Archivos de la categoría ‘Besos de vapor’

h1

La mejor forma de tener las cosas claras

Viernes, 22 Diciembre 2006

«Es de locos forzar una situación para que todo salga como nosotros queremos o para que el amor nos consuele tras una desesperada e innecesaria búsqueda. Todas las cosas que suceden tienen un sentido y muchas veces no somos muy capaces ni de conformarnos ni de dejarnos llevar y disfrutar, y todo por querer tener la seguridad de que somos nosotr@s l@s que controlamos la situación y no a la inversa.»

César Ródriguez

Descubrí a este cantautor un día de forma casual, como casi todas las cosas buenas que vamos descubriendo, me enamoré de muchas de sus canciones, pero casi mejor le visitáis vosotros en su web.

“La mejor forma de tener las cosas claras”

Me pierdo por temor a encontrarme.
Me buscan, pero ya estoy tan lejos.
Me cuesta pensar que me hago viejo,
y veo en mi reflejo que no soy como antes.

Es cierto, con poco me conformo
si mientras lo digo te desnudo.
Tú piensa que si hoy se acaba el mundo,
mañana no habrá nadie y ya no habrá futuro.

¿Y quién cree en el amor si apenas queda?
¿Buscarlo, acaso, es lo que uno debe?
Tendré que conformarme mientras pueda
con darle al corazón una y mil vueltas.

No tengo ni tiempo de explicarme,
ni ganas de darle muchas vueltas.

Intento dejar la puerta abierta a todas las propuestas,
hasta que alguien me agarre.

Los ojos a veces se me cierran cuando ando
camino del trabajo.
Mis manos aún huelen a cordura,
y hasta el sol me asegura que mereció la pena.

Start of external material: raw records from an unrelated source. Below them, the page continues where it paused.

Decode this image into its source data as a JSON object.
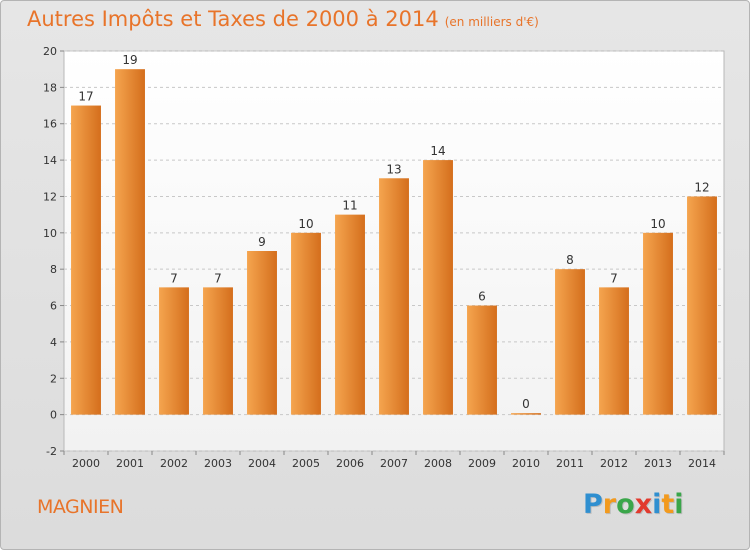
{
  "header": {
    "title": "Autres Impôts et Taxes de 2000 à 2014",
    "subtitle": "(en milliers d'€)"
  },
  "footer": {
    "commune": "MAGNIEN",
    "logo_letters": [
      {
        "char": "P",
        "color": "#2f8fd0"
      },
      {
        "char": "r",
        "color": "#f29a1e"
      },
      {
        "char": "o",
        "color": "#3aa64a"
      },
      {
        "char": "x",
        "color": "#e23a2e"
      },
      {
        "char": "i",
        "color": "#2f8fd0"
      },
      {
        "char": "t",
        "color": "#f29a1e"
      },
      {
        "char": "i",
        "color": "#3aa64a"
      }
    ]
  },
  "colors": {
    "bar_light": "#f5a54f",
    "bar_dark": "#d46e1c",
    "accent": "#e8742a",
    "grid": "#c8c8c8",
    "plot_bg": "#ffffff"
  },
  "chart_data": {
    "type": "bar",
    "title": "Autres Impôts et Taxes de 2000 à 2014",
    "categories": [
      "2000",
      "2001",
      "2002",
      "2003",
      "2004",
      "2005",
      "2006",
      "2007",
      "2008",
      "2009",
      "2010",
      "2011",
      "2012",
      "2013",
      "2014"
    ],
    "values": [
      17,
      19,
      7,
      7,
      9,
      10,
      11,
      13,
      14,
      6,
      0,
      8,
      7,
      10,
      12
    ],
    "ylim": [
      -2,
      20
    ],
    "yticks": [
      -2,
      0,
      2,
      4,
      6,
      8,
      10,
      12,
      14,
      16,
      18,
      20
    ],
    "grid": true
  }
}
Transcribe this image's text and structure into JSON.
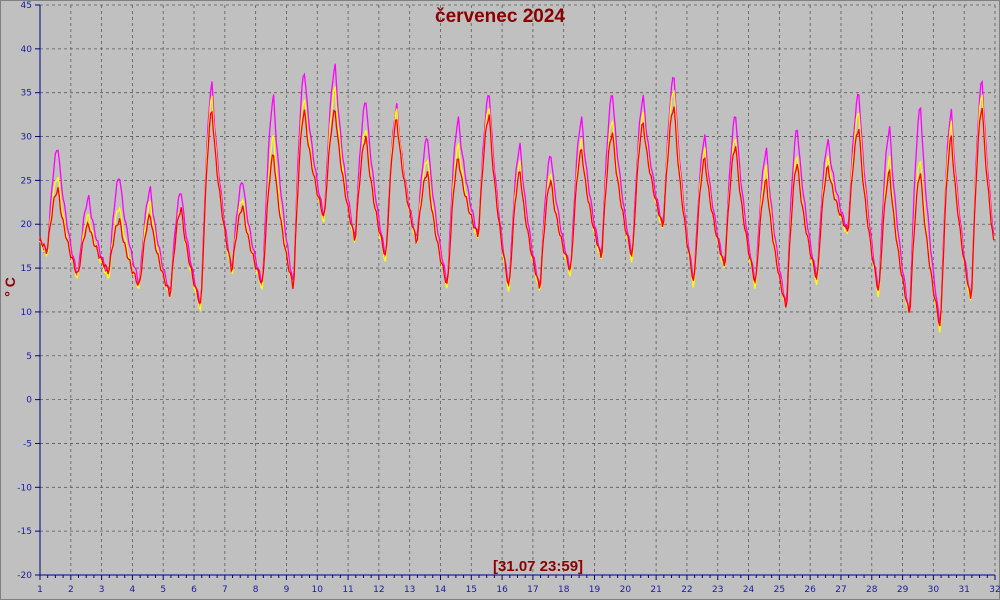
{
  "chart_data": {
    "type": "line",
    "title": "červenec 2024",
    "ylabel": "° C",
    "timestamp": "[31.07 23:59]",
    "xlim": [
      1,
      32
    ],
    "ylim": [
      -20,
      45
    ],
    "y_ticks": [
      -20,
      -15,
      -10,
      -5,
      0,
      5,
      10,
      15,
      20,
      25,
      30,
      35,
      40,
      45
    ],
    "x_ticks": [
      1,
      2,
      3,
      4,
      5,
      6,
      7,
      8,
      9,
      10,
      11,
      12,
      13,
      14,
      15,
      16,
      17,
      18,
      19,
      20,
      21,
      22,
      23,
      24,
      25,
      26,
      27,
      28,
      29,
      30,
      31,
      32
    ],
    "grid": true,
    "series_daily_extremes_note": "",
    "days": [
      1,
      2,
      3,
      4,
      5,
      6,
      7,
      8,
      9,
      10,
      11,
      12,
      13,
      14,
      15,
      16,
      17,
      18,
      19,
      20,
      21,
      22,
      23,
      24,
      25,
      26,
      27,
      28,
      29,
      30,
      31
    ],
    "series": [
      {
        "color": "#ff00ff",
        "min": [
          16.5,
          13.8,
          14.0,
          13.0,
          12.0,
          10.5,
          14.5,
          13.0,
          12.8,
          20.5,
          18.0,
          16.0,
          18.0,
          13.0,
          18.5,
          12.5,
          12.5,
          14.5,
          16.0,
          16.0,
          19.5,
          13.0,
          15.0,
          13.0,
          10.5,
          13.5,
          19.0,
          12.0,
          9.5,
          8.0,
          11.0
        ],
        "max": [
          28.8,
          23.0,
          25.5,
          24.0,
          23.8,
          36.0,
          25.0,
          34.5,
          37.5,
          38.0,
          34.2,
          33.5,
          30.0,
          32.0,
          35.0,
          29.0,
          28.0,
          32.0,
          35.0,
          34.5,
          37.0,
          30.0,
          32.5,
          28.5,
          31.0,
          29.5,
          35.0,
          31.0,
          33.5,
          33.0,
          36.5
        ]
      },
      {
        "color": "#ffff00",
        "min": [
          16.3,
          13.6,
          13.7,
          12.5,
          11.5,
          10.0,
          14.0,
          12.5,
          12.3,
          20.0,
          17.5,
          15.5,
          17.5,
          12.5,
          18.0,
          12.0,
          12.0,
          14.0,
          15.5,
          15.5,
          19.0,
          12.5,
          14.5,
          12.5,
          10.0,
          13.0,
          18.5,
          11.5,
          9.2,
          7.5,
          10.5
        ],
        "max": [
          25.5,
          21.0,
          22.0,
          22.5,
          22.0,
          34.5,
          23.0,
          30.0,
          34.5,
          35.5,
          31.0,
          33.0,
          27.5,
          29.0,
          33.5,
          27.0,
          26.0,
          29.5,
          32.0,
          32.5,
          35.5,
          28.5,
          30.0,
          26.5,
          28.0,
          27.5,
          33.0,
          27.5,
          27.5,
          31.5,
          35.0
        ]
      },
      {
        "color": "#ff0000",
        "min": [
          16.8,
          14.0,
          14.5,
          12.8,
          11.8,
          10.5,
          14.5,
          13.0,
          12.5,
          20.5,
          18.0,
          16.0,
          17.8,
          12.8,
          18.5,
          12.5,
          12.5,
          14.5,
          16.0,
          16.0,
          19.5,
          13.0,
          15.0,
          13.0,
          10.2,
          13.5,
          19.0,
          12.0,
          9.5,
          8.0,
          11.0
        ],
        "max": [
          24.0,
          20.0,
          20.5,
          21.0,
          21.8,
          33.0,
          22.0,
          28.0,
          33.0,
          33.0,
          30.0,
          32.0,
          26.0,
          27.5,
          32.5,
          26.0,
          25.0,
          28.5,
          30.5,
          31.5,
          33.5,
          27.5,
          29.0,
          25.0,
          27.0,
          26.5,
          31.0,
          26.0,
          26.0,
          30.0,
          33.5
        ]
      }
    ]
  }
}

¿Y quién cree en el amor si apenas queda?
¿Buscarlo, acaso, es lo que uno debe?
Tendré que conformarme mientras pueda
con darle al corazón una y mil vueltas.

Os podéis descargar la canción de César, desde este enlace directo a su página.

h1

Instrucciones para salvar el odio eternamente

Jueves, 14 Diciembre 2006

“La mayor parte de las canciones de amor están llenas de mentiras, pero no todas, yo trato de ser honesto, pero por lo general se suele decir lo que ella quiere escuchar, para seducirla o yo que sé, claro que ella no siempre está por la labor de creerselas.

Pero quién no ha mentido alguna vez ¿verdad?

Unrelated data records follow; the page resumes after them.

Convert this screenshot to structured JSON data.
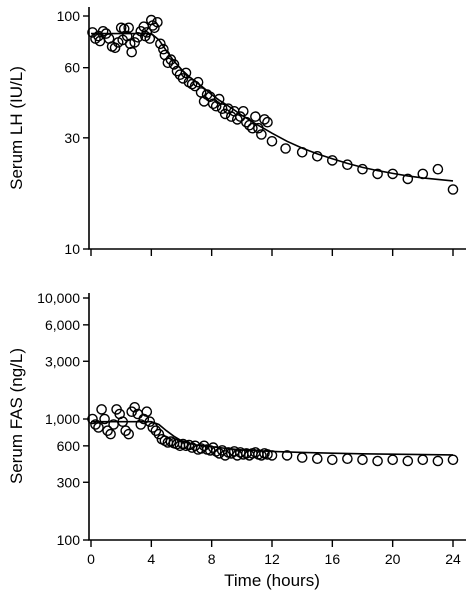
{
  "chart_data": [
    {
      "type": "scatter",
      "ylabel": "Serum LH  (IU/L)",
      "xlabel": "",
      "yscale": "log",
      "ylim": [
        10,
        100
      ],
      "xlim": [
        0,
        24
      ],
      "xticks": [
        0,
        4,
        8,
        12,
        16,
        20,
        24
      ],
      "show_xtick_labels": false,
      "yticks": [
        10,
        30,
        60,
        100
      ],
      "ytick_labels": [
        "10",
        "30",
        "60",
        "100"
      ],
      "series": [
        {
          "kind": "points",
          "x": [
            0.1,
            0.3,
            0.5,
            0.6,
            0.8,
            1.0,
            1.2,
            1.4,
            1.6,
            1.8,
            2.0,
            2.1,
            2.2,
            2.4,
            2.5,
            2.6,
            2.7,
            2.9,
            3.1,
            3.3,
            3.5,
            3.6,
            3.7,
            3.9,
            4.0,
            4.1,
            4.2,
            4.4,
            4.6,
            4.8,
            4.9,
            5.1,
            5.3,
            5.5,
            5.7,
            5.9,
            6.1,
            6.3,
            6.5,
            6.7,
            6.9,
            7.1,
            7.3,
            7.5,
            7.7,
            7.9,
            8.1,
            8.3,
            8.5,
            8.7,
            8.9,
            9.1,
            9.3,
            9.5,
            9.7,
            9.9,
            10.1,
            10.3,
            10.5,
            10.7,
            10.9,
            11.1,
            11.3,
            11.5,
            11.7,
            12.0,
            12.9,
            14.0,
            15.0,
            16.0,
            17.0,
            18.0,
            19.0,
            20.0,
            21.0,
            22.0,
            23.0,
            24.0
          ],
          "y": [
            85,
            80,
            82,
            78,
            86,
            84,
            80,
            74,
            73,
            77,
            89,
            79,
            88,
            82,
            89,
            76,
            70,
            77,
            81,
            86,
            90,
            82,
            85,
            80,
            96,
            91,
            89,
            94,
            76,
            72,
            68,
            63,
            65,
            62,
            58,
            56,
            54,
            57,
            52,
            51,
            50,
            52,
            47,
            43,
            46,
            45,
            42,
            41,
            44,
            40,
            38,
            40,
            37,
            39,
            36,
            37,
            39,
            35,
            34,
            33,
            37,
            33,
            31,
            36,
            35,
            29,
            27,
            26,
            25,
            24,
            23,
            22,
            21,
            21,
            20,
            21,
            22,
            18
          ]
        },
        {
          "kind": "fit",
          "x": [
            0,
            0.5,
            1,
            1.5,
            2,
            2.5,
            3,
            3.5,
            4,
            4.5,
            5,
            5.5,
            6,
            6.5,
            7,
            7.5,
            8,
            8.5,
            9,
            9.5,
            10,
            10.5,
            11,
            11.5,
            12,
            13,
            14,
            15,
            16,
            17,
            18,
            19,
            20,
            21,
            22,
            23,
            24
          ],
          "y": [
            84,
            84,
            84,
            84,
            84,
            84,
            84,
            84,
            84,
            79,
            71,
            64,
            59,
            55,
            52,
            49,
            46,
            43.5,
            41.5,
            39.5,
            37.5,
            35.8,
            34.2,
            32.8,
            31.4,
            29,
            27.1,
            25.6,
            24.4,
            23.3,
            22.4,
            21.7,
            21.1,
            20.6,
            20.2,
            19.9,
            19.6
          ]
        }
      ]
    },
    {
      "type": "scatter",
      "ylabel": "Serum FAS  (ng/L)",
      "xlabel": "Time  (hours)",
      "yscale": "log",
      "ylim": [
        100,
        10000
      ],
      "xlim": [
        0,
        24
      ],
      "xticks": [
        0,
        4,
        8,
        12,
        16,
        20,
        24
      ],
      "xtick_labels": [
        "0",
        "4",
        "8",
        "12",
        "16",
        "20",
        "24"
      ],
      "yticks": [
        100,
        300,
        600,
        1000,
        3000,
        6000,
        10000
      ],
      "ytick_labels": [
        "100",
        "300",
        "600",
        "1,000",
        "3,000",
        "6,000",
        "10,000"
      ],
      "series": [
        {
          "kind": "points",
          "x": [
            0.1,
            0.3,
            0.5,
            0.7,
            0.9,
            1.1,
            1.3,
            1.5,
            1.7,
            1.9,
            2.1,
            2.3,
            2.5,
            2.7,
            2.9,
            3.1,
            3.3,
            3.5,
            3.7,
            3.9,
            4.1,
            4.3,
            4.5,
            4.7,
            4.9,
            5.1,
            5.3,
            5.5,
            5.7,
            5.9,
            6.1,
            6.3,
            6.5,
            6.7,
            6.9,
            7.1,
            7.3,
            7.5,
            7.7,
            7.9,
            8.1,
            8.3,
            8.5,
            8.7,
            8.9,
            9.1,
            9.3,
            9.5,
            9.7,
            9.9,
            10.1,
            10.3,
            10.5,
            10.7,
            10.9,
            11.1,
            11.3,
            11.5,
            11.7,
            12.0,
            13.0,
            14.0,
            15.0,
            16.0,
            17.0,
            18.0,
            19.0,
            20.0,
            21.0,
            22.0,
            23.0,
            24.0
          ],
          "y": [
            1000,
            900,
            850,
            1200,
            1000,
            800,
            750,
            900,
            1200,
            1100,
            950,
            800,
            750,
            1150,
            1250,
            1100,
            900,
            1000,
            1150,
            950,
            850,
            800,
            750,
            680,
            660,
            640,
            650,
            630,
            620,
            600,
            620,
            600,
            610,
            580,
            600,
            560,
            570,
            600,
            560,
            550,
            580,
            540,
            520,
            550,
            500,
            530,
            520,
            540,
            500,
            530,
            510,
            520,
            500,
            520,
            530,
            510,
            500,
            520,
            510,
            500,
            500,
            480,
            470,
            460,
            470,
            460,
            450,
            460,
            450,
            460,
            450,
            460
          ]
        },
        {
          "kind": "fit",
          "x": [
            0,
            1,
            2,
            3,
            4,
            4.5,
            5,
            5.5,
            6,
            6.5,
            7,
            8,
            9,
            10,
            12,
            14,
            16,
            18,
            20,
            22,
            24
          ],
          "y": [
            950,
            950,
            950,
            950,
            950,
            900,
            800,
            720,
            660,
            630,
            610,
            590,
            570,
            555,
            540,
            530,
            522,
            516,
            512,
            508,
            505
          ]
        }
      ]
    }
  ]
}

Muchas despedidas están llenas de promesas vanas, yo estoy seguro que en alguna de ellas vosotros habeis mentido, qué se yo, no pasa nada estamos entre amigos, quien no haya mentido, quien esté libre de culpa que tire la primera piedra, eso sí que no tire a dar…

Sí, porque las despedidas tienen un protocolo que hace necesario mentir para no sentirse culpable del fracaso que supone que el amor se acabe.

¿Sabeis qué es lo peor del amor cuando se acaba? Que se acaba.

Y aun asi nosotros intentamos eludir la culpa y mentimos, y seguimos mintiendo y somos capaces de ir mas allá y decimos: No te preocupes, si yo estaré bien, yo lo que quiero, lo que siempre he querido es que tú seas feliz. Y además el tío con el que te vas, es un tío de puta madre… 

Y bueno, tú y yo sabemos que no es cierto.  Que no van a durar más de dos meses, y más con el carácter que tiene ella…

Y nos estaremos preguntando si la llevará a los mismos sitios a los que la llevabas tú, si se dirán las mismas mentiras, si se enojarán por lo mismo, y lo que es peor, si se reconciliaran de la misma forma…

Y te quemarás los sesos preguntando qué pasará y qué ocurrirá, en fin…

Pero ella esta bien…

Si ella se va, cultivemos el odio, declaremos la guerra, porque no sé, quizás nos sintamos mejor aunque, aunque yo creo que no, yo creo que como todas las canciones de amor, esta también está llena de mentiras: cuando decimos si ella se va, lo que queremos decir es que si se va, que no sea muy lejos ni por mucho tiempo.”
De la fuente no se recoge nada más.